“What do you want it for, sir?”
“To keep as the portrait of the prettiest Irish girl I’ve ever seen.”
“What would you say, if I told you I was not Irish?”
“Oh, I say! Come”—and he laughed; “you can scarcely expect me to believe that! Now, please stay still for one moment. There! I’ve taken two.”
“What’s going on here?” said a hoarse voice, and Patsie Maguire came suddenly through a gap in the opposite wall. Patsie, in his dark blue Sunday clothes, looking handsome, ill-tempered, and excited.

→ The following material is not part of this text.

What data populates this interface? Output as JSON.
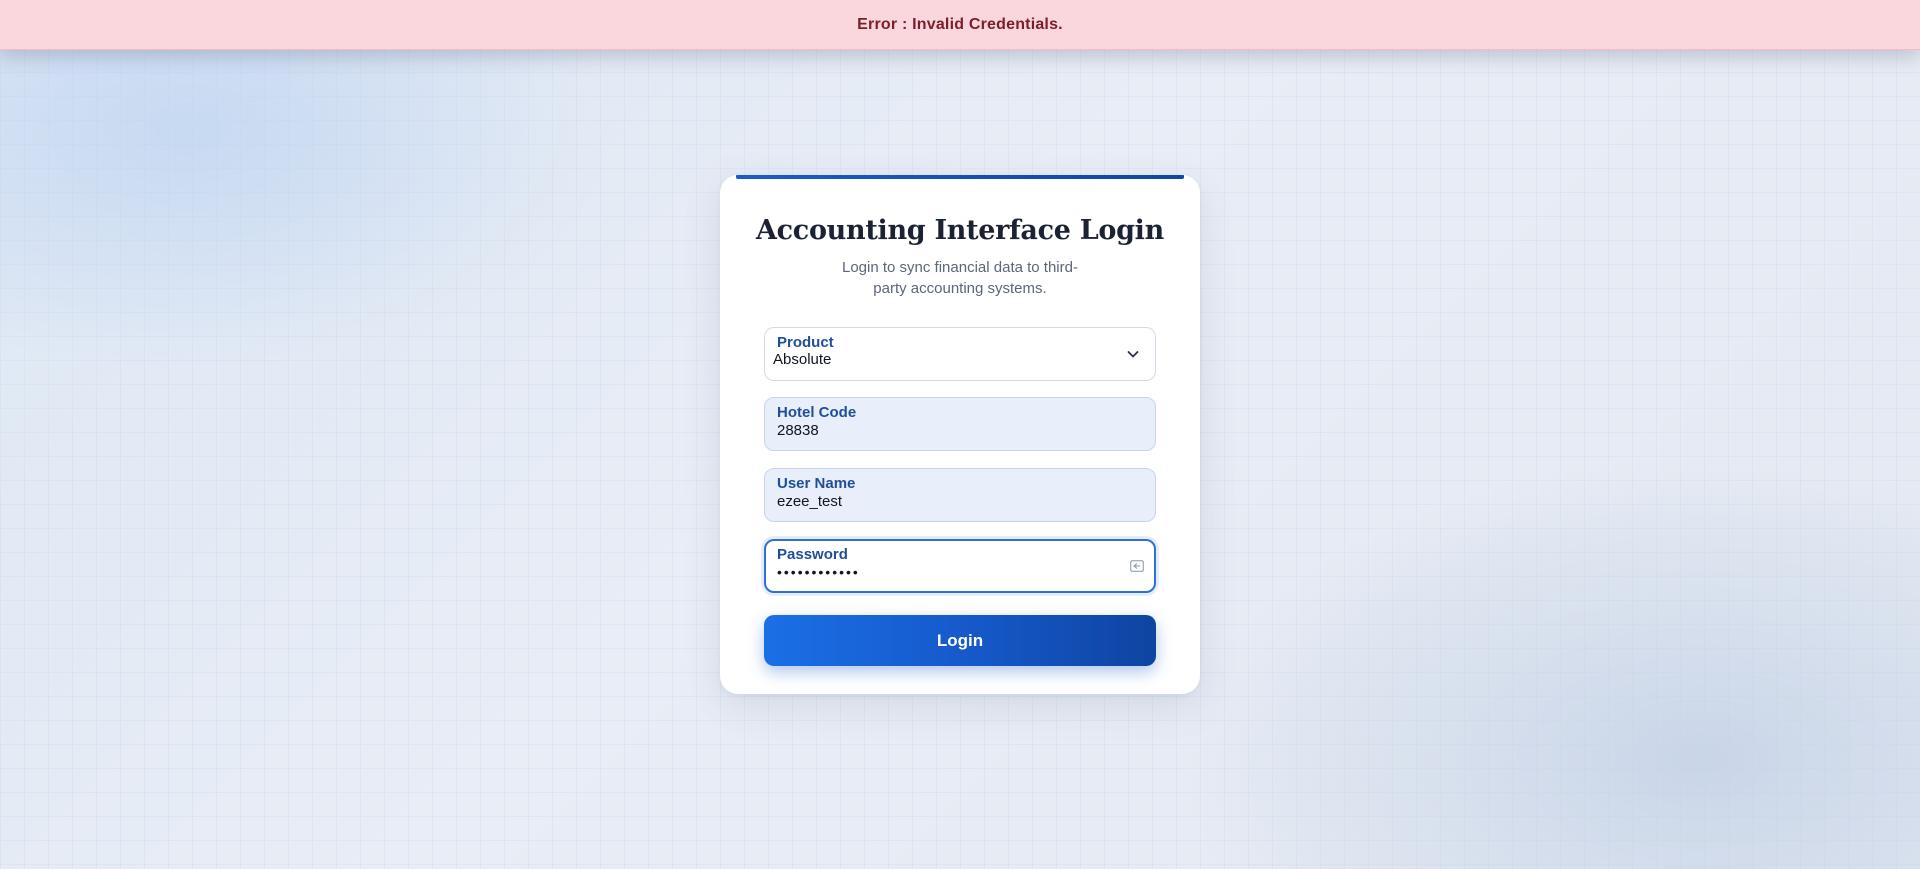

“I’m after having my picture took,” explained Mary.
“This is a queer sort of business,” he growled, stepping over the stile, and standing beside her within the gate.
Patsie had “a drop taken,” as the saying is. Raw, bad whisky was working in his veins; his brain was in a state of wild confusion—jealousy and vanity were seething within him, and he had come to the conclusion that he would not let Mary Foley stir a toe out of the place, dead or alive.
“So yer at yer old games,” he began, in a blustering voice, addressing himself to Mary, “talking at the corner, talking to any one. Faith!”—to the strangers—“she’s the gabbiest little divil in Ireland!”
Mary glanced at him furtively. Patsie Maguire was drunk.